Anti-Terror-Kampf und Renditions: Marty spricht von Nato-Geheimbeschluss
Berlin: (hib/KOS) Für den von der Parlamentarischen Versammlung des Europarats mit der Aufklärung der "Renditions" beauftragten Schweizer Abgeordneten Dick Marty ist es "absolut unglaubhaft", dass die europäischen Regierungen bis 2005 nichts von diesen rechtswidrigen Praktiken der CIA gewusst haben wollen. Zur Begründung verwies der liberale Politiker am Donnerstag vor dem Untersuchungsausschuss nicht nur auf bereits lange vor 2005 publizierte Medienberichte zu den Verschleppungen Terrorverdächtiger mit getarnten Flügen zu Geheimgefängnissen in diversen Ländern, wo die Betroffenen möglicherweise auch misshandelt oder gefoltert wurden. Marty erklärte zudem, angesichts eines Nato-Geheimbeschlusses vom Herbst 2001 zum Anti-Terror-Kampf seien seiner Meinung nach einzelne höchstrangige Regierungsmitglieder und Geheimdienstler in den Bündnisstaaten über die Renditions unterrichtet gewesen. Eingeweiht gewesen seien der Regierungschef, einzelne Minister oder die für Geheimdienste politisch Verantwortlichen. Das sei von Land zu Land unterschiedlich gehandhabt worden. Auf die Frage des FDP-Abgeordneten Hellmut Königshaus, ob dies in Deutschland der ehemalige Innenminister Otto Schily gewesen sein könnte, sagte der Europarats-Beauftragte: "Das passt theoretisch ins Schema", konkret belegen könne er dies nicht. Von ihm als glaubwürdig bezeichnete "Quellen", die er aus Gründen der Vertraulichkeit nicht offenlegen wolle, hätten ihm die Existenz des Nato-Beschlusses bestätigt. Aus Sicht Martys liefert diese Vereinbarung eine Erklärung für das Verhalten europäischer Regierungen, die sich mit dem Verweis auf "Staatsgeheimnisse" einer vollständigen Aufklärung der Renditions verweigerten.
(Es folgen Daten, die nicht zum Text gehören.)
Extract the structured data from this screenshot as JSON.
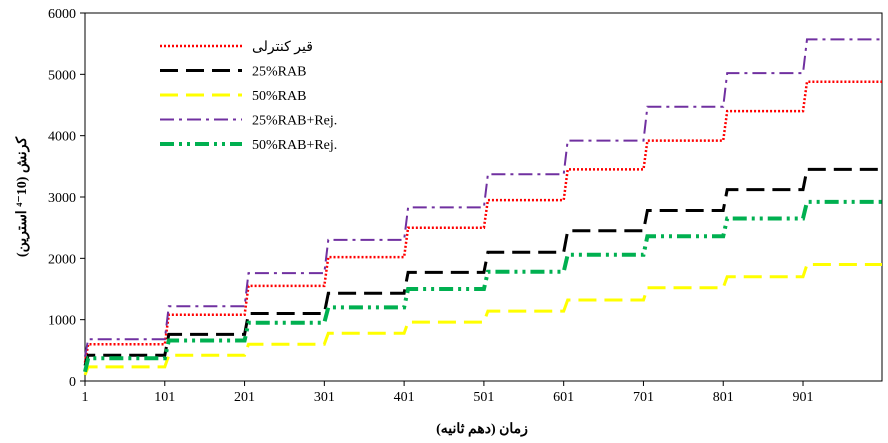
{
  "chart_data": {
    "type": "line",
    "title": "",
    "xlabel": "زمان (دهم ثانیه)",
    "ylabel": "کرنش (10⁻⁴ استرین)",
    "x_ticks": [
      1,
      101,
      201,
      301,
      401,
      501,
      601,
      701,
      801,
      901
    ],
    "y_ticks": [
      0,
      1000,
      2000,
      3000,
      4000,
      5000,
      6000
    ],
    "xlim": [
      1,
      1000
    ],
    "ylim": [
      0,
      6000
    ],
    "grid": false,
    "legend_position": "top-left",
    "series": [
      {
        "name": "قیر کنترلی",
        "color": "#ff0000",
        "dash": "dotted",
        "x": [
          1,
          5,
          101,
          106,
          201,
          206,
          301,
          306,
          401,
          406,
          501,
          506,
          601,
          606,
          701,
          706,
          801,
          806,
          901,
          906,
          1000
        ],
        "y": [
          300,
          600,
          600,
          1080,
          1080,
          1550,
          1550,
          2020,
          2020,
          2500,
          2500,
          2950,
          2950,
          3450,
          3450,
          3920,
          3920,
          4400,
          4400,
          4880,
          4880
        ]
      },
      {
        "name": "25%RAB",
        "color": "#000000",
        "dash": "long-dash",
        "x": [
          1,
          5,
          101,
          106,
          201,
          206,
          301,
          306,
          401,
          406,
          501,
          506,
          601,
          606,
          701,
          706,
          801,
          806,
          901,
          906,
          1000
        ],
        "y": [
          250,
          420,
          420,
          760,
          760,
          1100,
          1100,
          1430,
          1430,
          1770,
          1770,
          2100,
          2100,
          2450,
          2450,
          2780,
          2780,
          3120,
          3120,
          3450,
          3450
        ]
      },
      {
        "name": "50%RAB",
        "color": "#ffff00",
        "dash": "long-dash",
        "x": [
          1,
          5,
          101,
          106,
          201,
          206,
          301,
          306,
          401,
          406,
          501,
          506,
          601,
          606,
          701,
          706,
          801,
          806,
          901,
          906,
          1000
        ],
        "y": [
          100,
          230,
          230,
          420,
          420,
          600,
          600,
          780,
          780,
          960,
          960,
          1140,
          1140,
          1320,
          1320,
          1520,
          1520,
          1700,
          1700,
          1900,
          1900
        ]
      },
      {
        "name": "25%RAB+Rej.",
        "color": "#7030a0",
        "dash": "dash-dot",
        "x": [
          1,
          5,
          101,
          106,
          201,
          206,
          301,
          306,
          401,
          406,
          501,
          506,
          601,
          606,
          701,
          706,
          801,
          806,
          901,
          906,
          1000
        ],
        "y": [
          400,
          680,
          680,
          1220,
          1220,
          1760,
          1760,
          2300,
          2300,
          2830,
          2830,
          3370,
          3370,
          3920,
          3920,
          4470,
          4470,
          5020,
          5020,
          5570,
          5570
        ]
      },
      {
        "name": "50%RAB+Rej.",
        "color": "#00b050",
        "dash": "dash-dot-dot",
        "x": [
          1,
          5,
          101,
          106,
          201,
          206,
          301,
          306,
          401,
          406,
          501,
          506,
          601,
          606,
          701,
          706,
          801,
          806,
          901,
          906,
          1000
        ],
        "y": [
          150,
          370,
          370,
          660,
          660,
          950,
          950,
          1200,
          1200,
          1500,
          1500,
          1780,
          1780,
          2060,
          2060,
          2360,
          2360,
          2650,
          2650,
          2920,
          2920
        ]
      }
    ]
  }
}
Der Ausschuss wollte von dem ehemaligen Staatsanwalt wissen, zu welchen Erkenntnissen er über eine Verwicklung der deutschen Regierung und hiesiger Stellen in die Renditions gelangt sei. Nach einem Bericht des von dem Gremium eingesetzten Sonderermittlers Joachim Jacob erfuhr Berlin mit mehrjähriger Verspätung nur von zweien solcher Flüge unter Einbeziehung des deutschen Luftraums. Marty sagte, er glaube nicht, dass Deutschland von diesen Praktiken "abgekapselt" gewesen sei. Der Ausschussvorsitzende Siegfried Kauder (CDU) insistierte gegenüber dem Zeugen, es gehe um "Fakten", nicht um "politische Einschätzungen." Konkrete Belege für eine Verstrickung der hiesigen Regierung in die "Renditions" habe er nicht, so der Europarats-Beauftragte. Es sei nicht davon auszugehen, dass eine der CIA-Verschleppungsaktionen von der Bundesrepublik ausgegangen sei, auch habe er keine Hinweise auf von den USA hierzulande genutzte Geheimgefängnisse. Marty verwies allerdings auf die Entführung des Deutsch-Libanesen Khaled El-Masri nach Afghanistan. Dessen dortige Befragung zu Details von Vorgängen in Deutschland sei nach seiner Überzeugung nur aufgrund hiesiger Informationen möglich gewesen. Aus seiner Sicht seien auch bei der Verhaftung El-Masris in Mazedonien wie bei dessen späterer Freilassung Informationen aus Deutschland im Spiel gewesen.
Der Europarats-Politiker erklärte, ihm sei eine als geheim klassifizierte Version des für das Parlamentarische Kontrollgremium des Bundestags erstellten Regierungsberichts zu den Renditions angeboten worden, die über den veröffentlichten Text hinausgehe. Der Rechtsausschuss der Parlamentarischen Versammlung in Straßburg habe jedoch entschieden, darauf nicht einzugehen. Den Namen dessen, der den Geheimbericht offeriert hat, wollte der Zeuge nicht nennen. Auf Nachfrage sagte Marty indes, es handele sich nicht um einen Abgeordneten.